# Give me your Mountains...lol



## brought1 (Nov 14, 2014)

Good afternoon everyone. 

Here in Washington State, actually - closer to Portland, Or, we're blessed with having several mountains in such proximity. Anyways...I wanted to share a couple of mountain photographs I took since moving here. 

If you have any of your own, please feel free to post them. Oh...and I threw in a waterfall one. 

See if you can guess its name.


----------



## Cali_PH (Nov 15, 2014)

brought1 said:


> See if you can guess its name.



I know it, but I recently got back from a 12-day trip to Oregon, so I'll see if anyone else knows.


----------



## tolusina (Nov 15, 2014)

brought1 said:


> .....See if you can guess its name.


2ez
A guess.


----------



## panterck (Nov 17, 2014)

Mountains in Slovenian Alps.


----------



## LOALTD (Nov 21, 2014)

In Hatcher Pass Alaska. I'm not sure what the name of this peak is, I just moved here!

Taken with the Rokinon 14mm, best NoLi/Star lens ever!


----------



## JonAustin (Nov 21, 2014)

White Mountains, NH last month


----------



## Click (Nov 21, 2014)

LOALTD said:


> In Hatcher Pass Alaska. I'm not sure what the name of this peak is, I just moved here!
> 
> Taken with the Rokinon 14mm, best NoLi/Star lens ever!



Great Shot Andrew. Well done.


----------



## AcutancePhotography (Nov 21, 2014)

brought1 said:


> Here in Washington State, actually - closer to Portland,



Is that first mountain the one used for the Paramont movie logo?

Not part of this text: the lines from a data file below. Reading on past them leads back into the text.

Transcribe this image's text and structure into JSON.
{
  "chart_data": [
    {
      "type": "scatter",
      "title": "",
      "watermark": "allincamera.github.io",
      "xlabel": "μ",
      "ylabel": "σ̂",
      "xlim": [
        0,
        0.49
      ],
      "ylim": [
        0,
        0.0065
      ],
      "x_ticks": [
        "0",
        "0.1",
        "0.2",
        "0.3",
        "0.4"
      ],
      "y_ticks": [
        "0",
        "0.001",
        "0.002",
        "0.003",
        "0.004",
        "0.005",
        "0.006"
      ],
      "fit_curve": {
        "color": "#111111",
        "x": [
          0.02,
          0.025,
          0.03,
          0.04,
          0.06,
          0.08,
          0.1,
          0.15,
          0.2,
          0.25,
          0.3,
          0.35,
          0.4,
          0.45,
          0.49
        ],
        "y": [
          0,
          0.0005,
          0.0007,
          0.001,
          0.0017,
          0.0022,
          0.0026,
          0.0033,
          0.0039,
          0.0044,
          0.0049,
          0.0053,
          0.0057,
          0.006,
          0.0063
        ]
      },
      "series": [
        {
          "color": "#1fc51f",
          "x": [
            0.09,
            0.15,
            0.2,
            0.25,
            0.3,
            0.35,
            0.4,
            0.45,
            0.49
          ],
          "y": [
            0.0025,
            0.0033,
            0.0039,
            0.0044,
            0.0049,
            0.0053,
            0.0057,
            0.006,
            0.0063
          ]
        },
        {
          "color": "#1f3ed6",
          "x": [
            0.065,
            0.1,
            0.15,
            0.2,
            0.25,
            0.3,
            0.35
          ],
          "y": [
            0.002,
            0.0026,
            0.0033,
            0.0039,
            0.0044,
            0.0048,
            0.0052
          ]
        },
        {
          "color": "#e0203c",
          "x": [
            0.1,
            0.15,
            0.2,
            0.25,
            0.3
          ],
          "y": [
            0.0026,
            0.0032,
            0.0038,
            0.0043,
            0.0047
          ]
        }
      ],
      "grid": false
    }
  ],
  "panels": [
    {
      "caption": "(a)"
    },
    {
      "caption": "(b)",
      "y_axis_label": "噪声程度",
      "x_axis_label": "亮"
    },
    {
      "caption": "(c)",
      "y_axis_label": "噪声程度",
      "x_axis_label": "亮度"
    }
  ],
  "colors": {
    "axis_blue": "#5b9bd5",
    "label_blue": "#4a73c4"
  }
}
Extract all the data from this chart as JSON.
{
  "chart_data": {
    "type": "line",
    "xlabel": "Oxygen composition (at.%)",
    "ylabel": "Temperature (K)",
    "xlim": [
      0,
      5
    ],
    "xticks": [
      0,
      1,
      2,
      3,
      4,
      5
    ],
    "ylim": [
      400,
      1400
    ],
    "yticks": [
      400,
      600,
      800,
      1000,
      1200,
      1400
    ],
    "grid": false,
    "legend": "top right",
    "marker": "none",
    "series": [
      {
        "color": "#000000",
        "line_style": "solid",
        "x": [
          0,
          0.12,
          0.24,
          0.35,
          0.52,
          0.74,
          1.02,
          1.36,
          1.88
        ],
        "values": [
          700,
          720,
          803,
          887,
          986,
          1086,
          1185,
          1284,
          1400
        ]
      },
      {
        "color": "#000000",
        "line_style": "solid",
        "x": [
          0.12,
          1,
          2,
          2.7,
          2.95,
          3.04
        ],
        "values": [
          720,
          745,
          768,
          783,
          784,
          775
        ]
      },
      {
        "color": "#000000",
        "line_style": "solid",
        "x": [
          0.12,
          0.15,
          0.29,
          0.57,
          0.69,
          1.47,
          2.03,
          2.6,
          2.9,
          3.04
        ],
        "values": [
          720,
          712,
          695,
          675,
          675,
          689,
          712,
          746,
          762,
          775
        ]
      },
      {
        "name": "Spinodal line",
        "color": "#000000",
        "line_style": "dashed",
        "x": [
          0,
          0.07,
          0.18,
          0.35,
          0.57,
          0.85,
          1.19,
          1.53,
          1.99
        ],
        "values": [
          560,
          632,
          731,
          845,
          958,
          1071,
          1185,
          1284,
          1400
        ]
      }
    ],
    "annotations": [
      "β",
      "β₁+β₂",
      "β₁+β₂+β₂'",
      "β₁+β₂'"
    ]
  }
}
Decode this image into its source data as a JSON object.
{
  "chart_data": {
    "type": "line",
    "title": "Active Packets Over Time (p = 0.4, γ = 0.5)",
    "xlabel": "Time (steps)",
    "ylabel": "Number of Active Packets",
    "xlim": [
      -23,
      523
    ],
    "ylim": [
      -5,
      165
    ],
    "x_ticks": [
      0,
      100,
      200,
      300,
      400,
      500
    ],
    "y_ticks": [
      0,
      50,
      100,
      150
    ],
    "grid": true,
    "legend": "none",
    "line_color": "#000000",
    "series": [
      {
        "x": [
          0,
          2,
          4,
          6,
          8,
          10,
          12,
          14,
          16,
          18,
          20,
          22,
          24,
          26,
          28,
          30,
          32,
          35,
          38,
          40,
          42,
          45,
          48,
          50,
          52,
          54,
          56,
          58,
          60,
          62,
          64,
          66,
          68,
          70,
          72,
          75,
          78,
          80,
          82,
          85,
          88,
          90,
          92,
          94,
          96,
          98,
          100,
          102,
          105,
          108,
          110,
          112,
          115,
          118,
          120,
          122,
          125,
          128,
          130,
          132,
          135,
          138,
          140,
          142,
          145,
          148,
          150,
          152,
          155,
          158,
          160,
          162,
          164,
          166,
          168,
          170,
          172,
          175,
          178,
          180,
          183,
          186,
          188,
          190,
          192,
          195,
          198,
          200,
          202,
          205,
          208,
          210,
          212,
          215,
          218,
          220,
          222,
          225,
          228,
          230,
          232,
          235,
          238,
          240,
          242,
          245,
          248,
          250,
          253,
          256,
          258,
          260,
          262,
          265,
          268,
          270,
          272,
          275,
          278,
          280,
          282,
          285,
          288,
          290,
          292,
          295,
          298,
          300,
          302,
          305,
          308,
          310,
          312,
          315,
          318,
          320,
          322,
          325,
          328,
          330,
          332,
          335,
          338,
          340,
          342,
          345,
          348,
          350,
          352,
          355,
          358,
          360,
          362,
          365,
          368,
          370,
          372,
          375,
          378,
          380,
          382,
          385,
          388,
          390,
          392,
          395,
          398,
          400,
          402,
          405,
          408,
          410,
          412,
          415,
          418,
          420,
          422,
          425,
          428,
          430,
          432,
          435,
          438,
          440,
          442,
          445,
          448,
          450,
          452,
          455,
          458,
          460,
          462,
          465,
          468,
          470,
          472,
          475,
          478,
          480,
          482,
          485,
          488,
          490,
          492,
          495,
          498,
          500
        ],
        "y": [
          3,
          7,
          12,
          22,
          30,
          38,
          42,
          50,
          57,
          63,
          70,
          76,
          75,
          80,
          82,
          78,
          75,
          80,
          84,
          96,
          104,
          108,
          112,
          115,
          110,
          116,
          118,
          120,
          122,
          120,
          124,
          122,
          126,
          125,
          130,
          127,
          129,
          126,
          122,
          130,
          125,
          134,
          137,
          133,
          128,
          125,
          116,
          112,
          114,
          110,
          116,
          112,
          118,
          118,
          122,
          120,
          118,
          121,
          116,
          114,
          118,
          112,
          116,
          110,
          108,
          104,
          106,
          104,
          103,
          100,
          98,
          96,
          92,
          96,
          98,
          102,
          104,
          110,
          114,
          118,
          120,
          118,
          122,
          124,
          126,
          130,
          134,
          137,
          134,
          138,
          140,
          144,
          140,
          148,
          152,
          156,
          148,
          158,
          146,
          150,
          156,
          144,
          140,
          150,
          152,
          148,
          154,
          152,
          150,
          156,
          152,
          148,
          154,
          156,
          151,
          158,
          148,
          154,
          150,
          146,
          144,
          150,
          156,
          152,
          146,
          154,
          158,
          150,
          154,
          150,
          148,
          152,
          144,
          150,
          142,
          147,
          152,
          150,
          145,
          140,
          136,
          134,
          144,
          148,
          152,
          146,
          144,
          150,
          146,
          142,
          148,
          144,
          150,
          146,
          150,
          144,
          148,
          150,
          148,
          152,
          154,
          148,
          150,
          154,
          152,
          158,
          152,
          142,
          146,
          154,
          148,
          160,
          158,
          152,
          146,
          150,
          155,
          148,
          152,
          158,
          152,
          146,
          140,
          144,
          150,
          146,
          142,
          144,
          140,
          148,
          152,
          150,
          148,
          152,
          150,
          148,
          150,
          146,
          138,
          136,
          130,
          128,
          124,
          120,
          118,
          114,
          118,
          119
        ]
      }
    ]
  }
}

That waterfall location looks fantastic for photography!


----------



## ray5 (Nov 21, 2014)

brought1 said:


> Good afternoon everyone.
> 
> Here in Washington State, actually - closer to Portland, Or, we're blessed with having several mountains in such proximity. Anyways...I wanted to share a couple of mountain photographs I took since moving here.
> 
> ...


Beautiful shots. Have never been there so could you tell me their names? Thanks,
Ray


----------



## surapon (Nov 21, 2014)

Dear friend, Mr. brought1
Wow, Beautiful Picture of Mountain = Arts work/ Painting look, Great Job.
Here are the Mountain in Greece 3 years ago.
Enjoy.
Surapon


----------